Jean Bernard Grand-MaîtreJean Bernard Grand-Maître, dancer, teacher, choreographer (b at Hull, Qué 6 Apr 1963). Jean Grand-Maître is among the most successful Canadian ballet choreographers of his generation. After a year in the dance program at York University, Toronto, Grand-Maître continued his training at Montréal's L'École supérieure de danse du Québec, 1983-86, where he presented his earliest ballets in workshop productions. He performed with THEATRE BALLET OF CANADA, 1987-89, Les Ballets de Montréal Eddy TOUSSAINT, 1990, and BALLET BRITISH COLUMBIA, 1991, continuing to participate in various dance company choreographic workshops and creating four works for BALLET JÖRGEN from 1990 to 1994.
His career breakthrough was Frames of Mind, originally created for a 1993 NATIONAL BALLET OF CANADA choreographic workshop and taken into the company repertoire to critical acclaim the following year, earning a Dora Mavor Moore Award nomination. NBC included Frames of Mind in a later European tour. Its success helped Grand-Maître win a place in the 1994 Carlisle Project, a prestigious American choreographic development program operated by the Pennsylvania Ballet.
As a result of this exposure, Grand-Maître soon received commissions from a number of important foreign companies. His major foreign commissions include the evening-length La Veglia degli Angeli (Teatro alla Scala, Milan, 1995), Exilium (Stuttgart Ballet, 1997), Eja Mater (Paris Opera Ballet, 1997), Ecclesia and another evening-length work, Emma B (Bavarian State Ballet, Munich, 1998 and 1999), and Liaisons Dangereuses (National Ballet of Norway, Oslo, 2000).
In the United States, Hartford Ballet restaged Frames of Mind in 1995 and commissioned Ancient Airs and Uroboros (1996 and 1999). Dance Connecticut presented Grand-Maître's full-length version of Romeo and Juliet in 2000 with great success. In Canada, his major commissions include The Winter Room, Boy Wonder and Tema Celesta (Ballet BC, 1995, 1996 and 2000) and La Mémoire de l'eau (LES GRANDS BALLETS CANADIENS, 1997). In Québec he has also choreographed for a number of stage galas and operettas as well as for television. In 2001 the Québec Arts Council awarded him a 6-month creative sabbatical in Rome. He returned to Montréal to direct a touring stage musical version of Roméo et Juliette.
Grand-Maître's ballets are notable for their theatricality.

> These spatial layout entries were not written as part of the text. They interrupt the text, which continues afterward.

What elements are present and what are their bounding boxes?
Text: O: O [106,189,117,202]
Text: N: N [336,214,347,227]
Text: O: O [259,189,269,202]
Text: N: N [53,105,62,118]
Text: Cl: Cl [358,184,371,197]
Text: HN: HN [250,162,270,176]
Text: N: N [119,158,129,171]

He works in close collaboration with composers and with lighting, costume and set designers to create specific stage environments that both complement and amplify the poetic and emotional implications of the choreographic content. Although he regards the choreographic component as central, in many respects his approach is similar to that of a director with an integrated vision of the total theatrical experience he wants to achieve.
After many years working as an itinerant choreographer, Grand-Maître set himself the goal of directing a ballet company and in 2002 was hired by ALBERTA BALLET, where he has restaged a number of his earlier works and created popular versions of Bizet's Carmen and Prokofiev's Cinderella and Romeo and Juliet. Grand-Maître has had considerable box office and critical success by creating ballets to popular music. In 2007 he collaborated with Canadian musician Joni MITCHELL on the ballet Joni Mitchell's The Fiddle and the Drum, a work about war and the environment. In 2010 he created a Broadway-style ballet about sensationalist aspects of the life of singer/songwriter Elton John, called Love Lies Bleeding, to be followed by a ballet using the music of Canadian songstress Sarah MCLACHLAN in a new work.
Jean Grand-Maître has expanded Alberta Ballet to 30 dancers, making it Canada's 3rd-largest ballet company, and has led it on several tours of China as well as extensive domestic touring. He has given Alberta Ballet a distinct artistic personality and advanced his predecessors' efforts to establish its national and international profile. He was also the director of choreography for the opening and closing ceremonies of the Vancouver 2010 Olympics.
Grand-Maître, notably articulate and polylingual, has also become an outspoken advocate for the role of the arts within Alberta and nationally.